I’ve been lucky to live my entire life with Sriracha available (Wikipedia says Huy Fong was founded in 1980, and I was born 8 years later) and quite popular. But I’ve never been able to figure out what people were using before Sriracha, especially since the two other Asian hot sauces that are most common in restaurants and stores that I’ve seen are also made by Huy Fong.
My mother claims nobody put hot sauce on their takeout Chinese food back before Sriracha, unless you were at a restaurant that made its own chili oil. Somehow that doesn’t seem right, knowing how many people here like hot foods.
So: what did people use prior to the introduction of the one, the only, the magnificent Sriracha?
I remember seeing chili paste/chili and garlic paste (aka sambal oelek) in little covered jars with small serving spoons, along with hot mustard and sweet and sour sauce.
First off, there were sriracha sauces before Huy Fong, and there are still non-Huy Fong srirachas available in this country. It’s entirely possible that some people used them before Huy Fong was founded. They are, however, in the minority in this country.
Before my family discovered sriracha, we either ordered the spicy dishes, so the restaurant used whatever spices it had, used Tabasco sauce or similar (a red pepper and salt dissolved in vinegar) (obviously on take-out dishes), or just ate it mild. Tabasco-style sauces were indisputably the kings of hot sauces in my family before sriracha came along, and they’re still used fairly often. I don’t remember using a lot of chili oil, but I’m sure some people did.
Life was sort of option-poor. My dad really only liked the “hot peppers in a bottle of vinegar” hot sauce or would settle for regular Tabasco. So that’s what I had.

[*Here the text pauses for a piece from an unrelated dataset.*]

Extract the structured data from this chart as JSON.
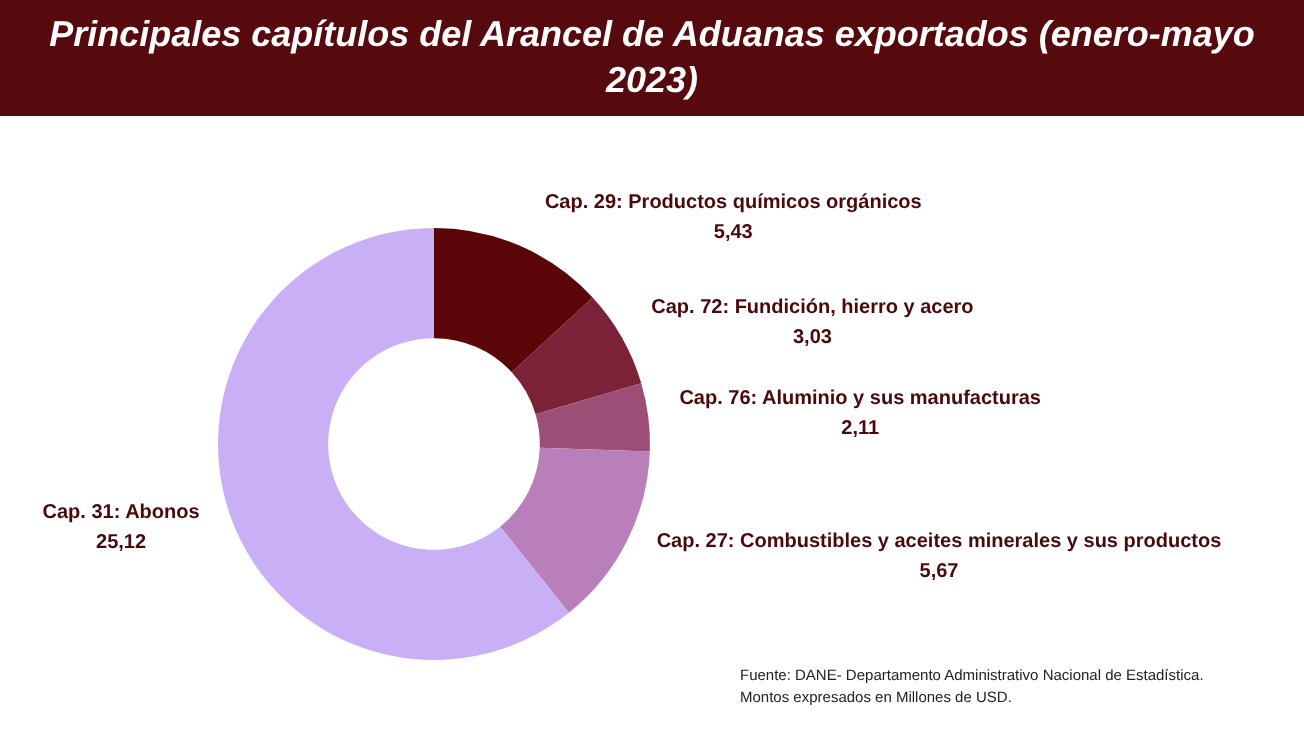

Then, college. I was able to try hot sauces with… FLAVOR! And my taste buds have been begging for mercy ever since.
Oh, for takeout - my family wasn’t into spicy food (I had to go to college before I tasted honestly spicy food), so I don’t recall what was done at the time. I suspect other people who liked spicy food went with Tabasco sauce, like others mentioned. I’ve also seen tiny disposable plastic cups with snap-on tops, with a little chili oil in them.
The ‘house hot oil’ or ‘house chili oil’. Sriracha is something that I’ve enjoyed for the only the past 11 years, but the world of hot sauce was just small (and runny) until the 1990’s. There was definitely a chili sauce expansion in the 90’s. I think the Food Network played a role in that.

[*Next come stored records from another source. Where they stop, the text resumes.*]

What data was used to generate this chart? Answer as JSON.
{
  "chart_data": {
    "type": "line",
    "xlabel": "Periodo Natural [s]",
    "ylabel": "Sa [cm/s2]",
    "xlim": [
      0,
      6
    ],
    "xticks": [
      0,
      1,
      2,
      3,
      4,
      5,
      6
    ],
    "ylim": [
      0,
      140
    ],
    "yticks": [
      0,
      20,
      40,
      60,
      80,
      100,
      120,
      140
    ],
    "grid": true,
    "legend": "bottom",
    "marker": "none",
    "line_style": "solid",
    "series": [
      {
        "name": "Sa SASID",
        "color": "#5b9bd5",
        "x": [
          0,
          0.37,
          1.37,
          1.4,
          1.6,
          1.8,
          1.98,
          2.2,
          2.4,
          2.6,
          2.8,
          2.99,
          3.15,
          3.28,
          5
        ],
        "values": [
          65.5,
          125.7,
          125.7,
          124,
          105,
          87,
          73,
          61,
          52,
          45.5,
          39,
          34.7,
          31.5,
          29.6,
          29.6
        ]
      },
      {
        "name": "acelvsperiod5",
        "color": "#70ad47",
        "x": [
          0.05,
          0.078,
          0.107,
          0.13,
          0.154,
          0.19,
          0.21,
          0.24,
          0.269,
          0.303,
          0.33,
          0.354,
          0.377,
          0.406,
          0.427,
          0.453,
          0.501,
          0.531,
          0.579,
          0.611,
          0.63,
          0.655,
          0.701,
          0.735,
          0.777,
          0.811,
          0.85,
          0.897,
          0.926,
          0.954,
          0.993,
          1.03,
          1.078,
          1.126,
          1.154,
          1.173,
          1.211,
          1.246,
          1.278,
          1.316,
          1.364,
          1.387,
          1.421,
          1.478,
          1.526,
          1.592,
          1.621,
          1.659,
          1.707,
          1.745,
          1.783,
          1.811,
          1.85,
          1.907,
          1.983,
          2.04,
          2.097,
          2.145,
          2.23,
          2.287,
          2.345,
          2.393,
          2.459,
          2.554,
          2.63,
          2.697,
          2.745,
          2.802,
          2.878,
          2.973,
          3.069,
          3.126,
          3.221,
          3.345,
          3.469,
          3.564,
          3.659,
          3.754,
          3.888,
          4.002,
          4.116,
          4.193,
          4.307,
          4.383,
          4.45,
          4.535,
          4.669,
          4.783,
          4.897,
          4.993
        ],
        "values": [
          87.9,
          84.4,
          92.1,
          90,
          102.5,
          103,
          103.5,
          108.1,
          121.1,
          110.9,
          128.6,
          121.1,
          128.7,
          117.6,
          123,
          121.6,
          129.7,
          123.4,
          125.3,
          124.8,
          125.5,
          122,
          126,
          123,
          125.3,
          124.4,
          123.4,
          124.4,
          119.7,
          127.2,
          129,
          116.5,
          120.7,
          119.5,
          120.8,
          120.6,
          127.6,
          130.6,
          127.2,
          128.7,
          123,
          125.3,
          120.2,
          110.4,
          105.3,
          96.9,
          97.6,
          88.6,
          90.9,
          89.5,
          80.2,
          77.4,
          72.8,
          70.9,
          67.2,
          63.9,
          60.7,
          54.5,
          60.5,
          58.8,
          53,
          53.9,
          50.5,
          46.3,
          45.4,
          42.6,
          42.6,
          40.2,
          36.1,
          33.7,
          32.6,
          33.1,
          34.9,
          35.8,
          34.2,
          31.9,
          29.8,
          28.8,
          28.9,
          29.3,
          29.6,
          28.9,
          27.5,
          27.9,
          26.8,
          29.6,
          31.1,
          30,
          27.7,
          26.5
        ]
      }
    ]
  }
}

Most places I know of had (and most still have) something very similar to Sriracha but it was made in house.
There was one place that had an awesome sweet hot sauce. As near as I can tell they took all the glop out af a couple big cans of cherry pie filling (minus the cherries) mixed in an absolute boatload of various crushed dried chillis and let it sit for a week or so till it all melded together. Hot as shit but REALLY tasty.

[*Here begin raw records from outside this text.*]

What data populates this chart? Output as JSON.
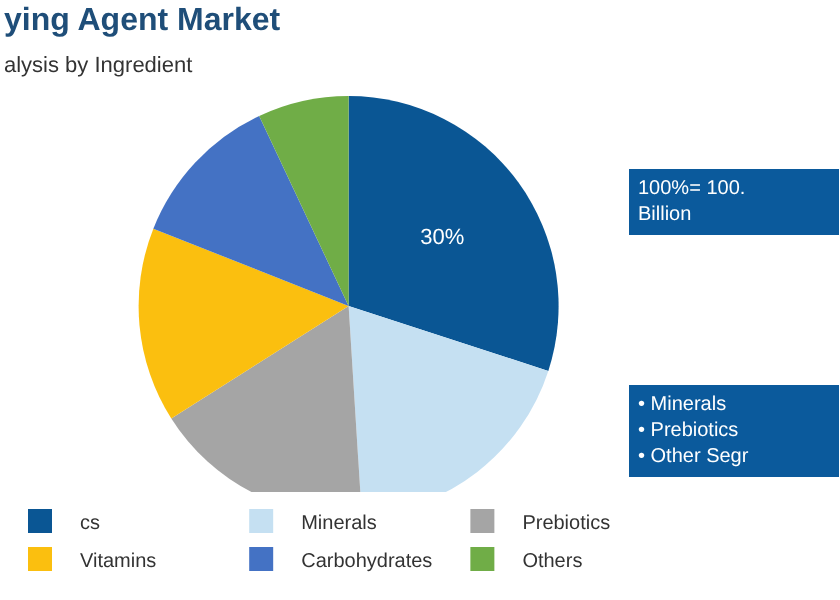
{
  "chart_data": {
    "type": "pie",
    "title": "ying Agent Market",
    "subtitle": "alysis by Ingredient",
    "categories": [
      "cs",
      "Minerals",
      "Prebiotics",
      "Vitamins",
      "Carbohydrates",
      "Others"
    ],
    "values": [
      30,
      19,
      17,
      15,
      12,
      7
    ],
    "colors": [
      "#0a5694",
      "#c5e0f2",
      "#a5a5a5",
      "#fbbf0f",
      "#4472c4",
      "#70ad47"
    ],
    "value_labels": [
      "30%",
      null,
      null,
      null,
      null,
      null
    ],
    "legend": "bottom",
    "annotations": [
      "100%= 100.\nBillion",
      "• Minerals\n• Prebiotics\n• Other Segr"
    ]
  }
}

For Chinese takeout, I don’t remember any kind of hot sauce being included. In fact, I still don’t remember getting anything other than mustard, sweet and sour, and soy sauce in Chinese take-out. I like sriracha, but not really on Chinese food.
Most places would have homemade hot chili oil. For take-out, you just had to ask for some in a little plastic cup or something.
I like to use Sriracha on Chinese food that is disgustingly bland and flavorless. Otherwise, I prefer a more conventional hot chili oil/paste, to enhance the flavor and tongue-sation.
The standard was to cut up a big ol’ honking jar of red hot chili peppers and let them marinate in soy sauce (for Chinese).
If you went to an Asian market, you could find all kinds of chili paste or sauce. You still can. it wasn’t like Sriracha was the first pepper sauce on the market.
my asian parents still don’t like to use siracha. they prefer the chili bean paste, as do a lot of other asian parents i know (from snooping around friends’ kitchens). so i’m guessing chili oil and chili paste mostly, if you’re asking from an asian point of view.